Innovation of the User Experience

With the maturation of the market, Nuance's R&D is continuing to refine the core technology of their products, but is also innovating way beyond such basics as increased vocabulary size, improved accuracy, and faster retrieval rates by developing new areas and creatively combining core technologies. In addition to advances in technology, two other trends contribute to the vision that drives Nuance R&D. The convergence of existing technology in different markets, the rapid proliferation of multi-modal devices, and low-latency packet-based wireless networks are enabling Nuance to focus on wholly transforming the user experience, from siloed applications in the core markets above to multimodal applications that draw from multiple technologies with a more intuitive, efficient, conversational interface.

For example, Nuance is working on making the telephony user interface one that reflects a user's natural speaking tendencies, adding flexibility to the conversation flow, moving away from plain directed dialogs. They do this by drawing from techniques used in the dictation market, such as reducing dependence on handcrafted "closed" grammars by using statistical language models (SLMs) or using research done in speaker adaptation. This borrowing from one market allows advancements in another, so that an application can support multi-concept utterances, allowing the system to adapt to the caller's input to create further prompts tailored to the information given, or caller's history.

For speaker adaptation and personalization, Nuance is borrowing from speaker identification technology to select a custom caller model either from known caller information or one representative of a caller type. Personalization is being accomplished by adapting during the call to things like prompting level in response to dialog patterns or stored user preferences such as language and speed. Applications are moving toward information-driven dialogs, which use rules to dynamically compute the appropriate response based on multiple pieces of information in an utterance or from caller history.

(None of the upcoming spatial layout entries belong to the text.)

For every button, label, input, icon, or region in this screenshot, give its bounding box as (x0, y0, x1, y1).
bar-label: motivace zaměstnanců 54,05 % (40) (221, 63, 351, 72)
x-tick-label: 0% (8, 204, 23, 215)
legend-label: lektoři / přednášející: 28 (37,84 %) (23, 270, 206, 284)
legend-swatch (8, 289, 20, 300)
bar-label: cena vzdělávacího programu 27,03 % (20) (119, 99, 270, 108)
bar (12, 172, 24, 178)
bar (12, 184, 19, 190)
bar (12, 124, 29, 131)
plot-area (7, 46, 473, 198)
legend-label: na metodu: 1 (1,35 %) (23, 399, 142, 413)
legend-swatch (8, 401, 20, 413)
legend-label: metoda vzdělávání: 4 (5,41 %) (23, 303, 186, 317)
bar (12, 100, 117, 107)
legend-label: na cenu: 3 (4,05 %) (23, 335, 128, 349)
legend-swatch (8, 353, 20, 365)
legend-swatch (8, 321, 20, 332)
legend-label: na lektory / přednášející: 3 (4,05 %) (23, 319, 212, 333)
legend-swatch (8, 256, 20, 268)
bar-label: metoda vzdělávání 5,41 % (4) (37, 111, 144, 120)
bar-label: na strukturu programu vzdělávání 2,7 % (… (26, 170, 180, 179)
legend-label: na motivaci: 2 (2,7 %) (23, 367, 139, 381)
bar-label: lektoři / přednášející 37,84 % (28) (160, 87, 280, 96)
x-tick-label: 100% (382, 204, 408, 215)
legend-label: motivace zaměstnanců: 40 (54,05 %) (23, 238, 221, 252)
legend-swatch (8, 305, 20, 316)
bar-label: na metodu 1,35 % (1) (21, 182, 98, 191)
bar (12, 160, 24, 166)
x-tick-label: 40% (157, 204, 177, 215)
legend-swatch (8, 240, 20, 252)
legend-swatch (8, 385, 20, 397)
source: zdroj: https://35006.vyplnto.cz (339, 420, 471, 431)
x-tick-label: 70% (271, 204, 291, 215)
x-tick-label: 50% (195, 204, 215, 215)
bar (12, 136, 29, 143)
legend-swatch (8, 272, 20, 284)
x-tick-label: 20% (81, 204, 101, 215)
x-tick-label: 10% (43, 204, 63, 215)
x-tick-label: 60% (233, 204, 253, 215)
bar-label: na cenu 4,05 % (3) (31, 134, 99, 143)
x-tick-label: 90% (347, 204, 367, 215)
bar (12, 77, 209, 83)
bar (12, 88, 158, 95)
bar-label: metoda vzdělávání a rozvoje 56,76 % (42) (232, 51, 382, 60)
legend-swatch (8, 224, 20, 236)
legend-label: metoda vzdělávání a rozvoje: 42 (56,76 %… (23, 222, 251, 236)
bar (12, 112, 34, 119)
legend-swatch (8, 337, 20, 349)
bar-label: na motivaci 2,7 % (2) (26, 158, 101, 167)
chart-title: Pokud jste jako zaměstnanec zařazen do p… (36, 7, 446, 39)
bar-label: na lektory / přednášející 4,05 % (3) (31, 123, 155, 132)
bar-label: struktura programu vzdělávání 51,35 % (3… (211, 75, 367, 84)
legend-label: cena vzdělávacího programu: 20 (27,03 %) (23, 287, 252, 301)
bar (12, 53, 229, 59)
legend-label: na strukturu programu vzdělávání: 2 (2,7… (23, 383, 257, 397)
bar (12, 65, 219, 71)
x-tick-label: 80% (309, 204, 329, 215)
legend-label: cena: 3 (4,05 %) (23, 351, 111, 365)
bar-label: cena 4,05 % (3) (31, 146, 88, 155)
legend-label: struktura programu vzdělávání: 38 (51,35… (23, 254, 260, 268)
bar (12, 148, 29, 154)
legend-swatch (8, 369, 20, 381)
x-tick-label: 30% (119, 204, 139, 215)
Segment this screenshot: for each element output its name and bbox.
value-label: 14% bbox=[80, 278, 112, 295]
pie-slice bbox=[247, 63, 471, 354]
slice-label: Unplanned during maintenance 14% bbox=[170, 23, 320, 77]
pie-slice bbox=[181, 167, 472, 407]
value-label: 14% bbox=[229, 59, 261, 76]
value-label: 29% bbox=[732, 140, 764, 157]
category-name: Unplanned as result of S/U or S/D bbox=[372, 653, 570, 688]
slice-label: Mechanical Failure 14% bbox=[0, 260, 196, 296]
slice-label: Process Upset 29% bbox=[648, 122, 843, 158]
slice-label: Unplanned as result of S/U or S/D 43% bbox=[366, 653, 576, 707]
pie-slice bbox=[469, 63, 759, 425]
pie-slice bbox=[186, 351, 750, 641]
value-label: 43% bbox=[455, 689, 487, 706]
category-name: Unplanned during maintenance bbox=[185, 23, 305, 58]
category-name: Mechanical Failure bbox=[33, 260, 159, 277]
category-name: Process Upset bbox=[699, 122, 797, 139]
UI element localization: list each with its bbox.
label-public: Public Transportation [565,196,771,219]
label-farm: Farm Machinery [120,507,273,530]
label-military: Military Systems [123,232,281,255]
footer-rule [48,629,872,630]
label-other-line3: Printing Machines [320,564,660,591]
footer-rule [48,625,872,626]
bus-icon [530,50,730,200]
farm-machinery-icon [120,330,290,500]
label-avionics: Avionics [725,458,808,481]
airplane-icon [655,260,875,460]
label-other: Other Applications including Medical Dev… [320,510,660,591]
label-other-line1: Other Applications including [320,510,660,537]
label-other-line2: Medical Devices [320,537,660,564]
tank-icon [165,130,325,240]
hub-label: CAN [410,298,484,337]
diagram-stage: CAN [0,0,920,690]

Such advances are combined and applied to multimodal applications, so that a user can interact with an application from their device of choice and have the application adapt. For example, from a wireless phone with a screen, the caller can speak or key in what they want and get a visual display, text, or text-to-speech back. Further, the availability of screen devices is driving new applications such as dictation of email and SMS on mobile phones, done both in an embedded fashion or distributed with the bulk of processing being done on a network server.

Finally, in addition to improving the naturalness of dialog flow and prompting, Nuance is also improving output delivery by improving naturalness of TTS too, including prosodic modeling and control of the speaking style at a fine level.  

We are starting to see blending of technologies and applications from different markets resulting in new capabilities. It won't be long before extraneous information given by a caller,results in the application presenting a new option from a different service, in anticipation of a caller's need.  So don't be surprised if when you say, "I want to go to Boston on Thursday, but I might want to fly to New York for the weekend," you find yourself with ticketing, New York weather information and Broadway tickets all in one call.